Let the function $f\colon \mathbb{R} \to\mathbb{R}$ have arbitrarily small positive periods, in the sense that if $\delta>0$ then there exists $T \in (0,\delta)$ such that $f(t + T) = f(t)$ for all $t \in \mathbb{R}$.
(i) Prove that if $f$ is continuous then $f$ is constant.
(ii) What if $f$ is not assumed to be continuous?
On
(ii) is answered by $f(x)=\mathbf 1_\mathbb Q(x)=\begin{cases}1&x\in\mathbb Q\\0&x\notin\mathbb Q\end{cases}$.
(i) Let $x\in\mathbb R$ be arbitrary. Let $\epsilon>0$ be given. There exists a $\delta>0$ such that $|f(y)-f(x)|<\epsilon$ if $|y-x|<\delta$. Let $T\in(0,\delta)$ be a period. Then $f(nT)=f(0)$ for all $n\in \mathbb Z$ (by induction on $n$). Let $n=\left\lfloor\frac xT\right\rfloor$. Then $nT\le b<(n+1)T$ and hence $|b-nT|<T<\delta$. We conclude $|f(x)-f(0)|=|f(x)-f(nT)|<\epsilon$. Since $\epsilon$ was arbitrary, $f(x)=f(0)$. Since $x$ were arbitrary, $f$ is constant.
On
Let $\Delta = \{\tau | f(0) = f(\tau)\}$. By assumption, there exists a sequence $T_i \downarrow 0$ such that $f$ is $T_i$-periodic. Hence $\{kT_i\}_{k \in \mathbb{Z}} \subset \Delta$ for all $i$. It follows from this that $\Delta$ is dense.
If $f$ is not continuous, then $1_\mathbb{Q}$ shows $f$ need not be constant.
If $f$ is continuous, then $\Delta$ is closed (and dense), hence $\Delta = \mathbb{R}$.

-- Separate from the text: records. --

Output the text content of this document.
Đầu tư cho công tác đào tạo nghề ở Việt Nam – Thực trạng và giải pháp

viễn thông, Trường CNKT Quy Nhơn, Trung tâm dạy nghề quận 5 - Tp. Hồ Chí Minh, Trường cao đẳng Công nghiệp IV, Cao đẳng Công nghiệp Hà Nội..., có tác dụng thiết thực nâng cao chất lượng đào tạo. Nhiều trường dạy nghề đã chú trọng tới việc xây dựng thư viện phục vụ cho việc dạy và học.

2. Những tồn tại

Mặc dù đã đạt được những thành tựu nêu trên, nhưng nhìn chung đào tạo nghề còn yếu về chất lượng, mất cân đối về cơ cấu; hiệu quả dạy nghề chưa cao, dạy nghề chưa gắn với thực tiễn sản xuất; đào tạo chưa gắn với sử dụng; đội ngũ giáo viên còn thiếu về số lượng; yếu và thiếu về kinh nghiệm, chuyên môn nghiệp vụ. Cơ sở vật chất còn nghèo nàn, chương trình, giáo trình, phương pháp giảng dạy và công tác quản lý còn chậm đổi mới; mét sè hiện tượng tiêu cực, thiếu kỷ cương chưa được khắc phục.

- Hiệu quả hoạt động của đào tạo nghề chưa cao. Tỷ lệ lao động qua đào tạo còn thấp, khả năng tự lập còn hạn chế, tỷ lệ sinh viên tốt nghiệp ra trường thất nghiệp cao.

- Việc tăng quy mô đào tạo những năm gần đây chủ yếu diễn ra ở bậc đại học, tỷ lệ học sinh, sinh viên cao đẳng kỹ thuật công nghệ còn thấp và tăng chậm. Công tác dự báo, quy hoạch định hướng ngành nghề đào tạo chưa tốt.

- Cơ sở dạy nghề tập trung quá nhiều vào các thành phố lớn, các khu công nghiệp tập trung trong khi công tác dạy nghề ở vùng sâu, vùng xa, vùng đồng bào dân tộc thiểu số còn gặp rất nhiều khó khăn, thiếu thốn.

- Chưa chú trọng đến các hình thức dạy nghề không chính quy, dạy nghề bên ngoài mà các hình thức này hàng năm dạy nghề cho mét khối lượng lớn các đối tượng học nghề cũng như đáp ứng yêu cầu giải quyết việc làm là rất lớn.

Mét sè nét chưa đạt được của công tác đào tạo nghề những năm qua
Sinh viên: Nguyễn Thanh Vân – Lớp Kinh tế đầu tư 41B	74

(i) For each $n$, there is $0<T_n<n^{—1}$ such that $f(x+T_n)=f(x)$ for $x\in \Bbb R$. We can show that $f$ is uniformly continuous on $[0,T_n]$. So fix $\varepsilon>0$, and $n$ such that if $x\in [0,T_n]$, then $|f(x)-f(0)|<\varepsilon$. Let $x\in \Bbb R$. Write it as $N_nT_n+c_n$, where $N_n$ is an integer and $c_n\in (0,T_n)$. Then $$|f(x)-f(0)|=|f(c_n)-f(0)|\leqslant \varepsilon.$$ As it's true for all $x$ and all $\varepsilon$ we get that $f(x)=f(0)$ for all $x\in\Bbb R$.
(ii) A counter-example is the characteristic function of rational numbers.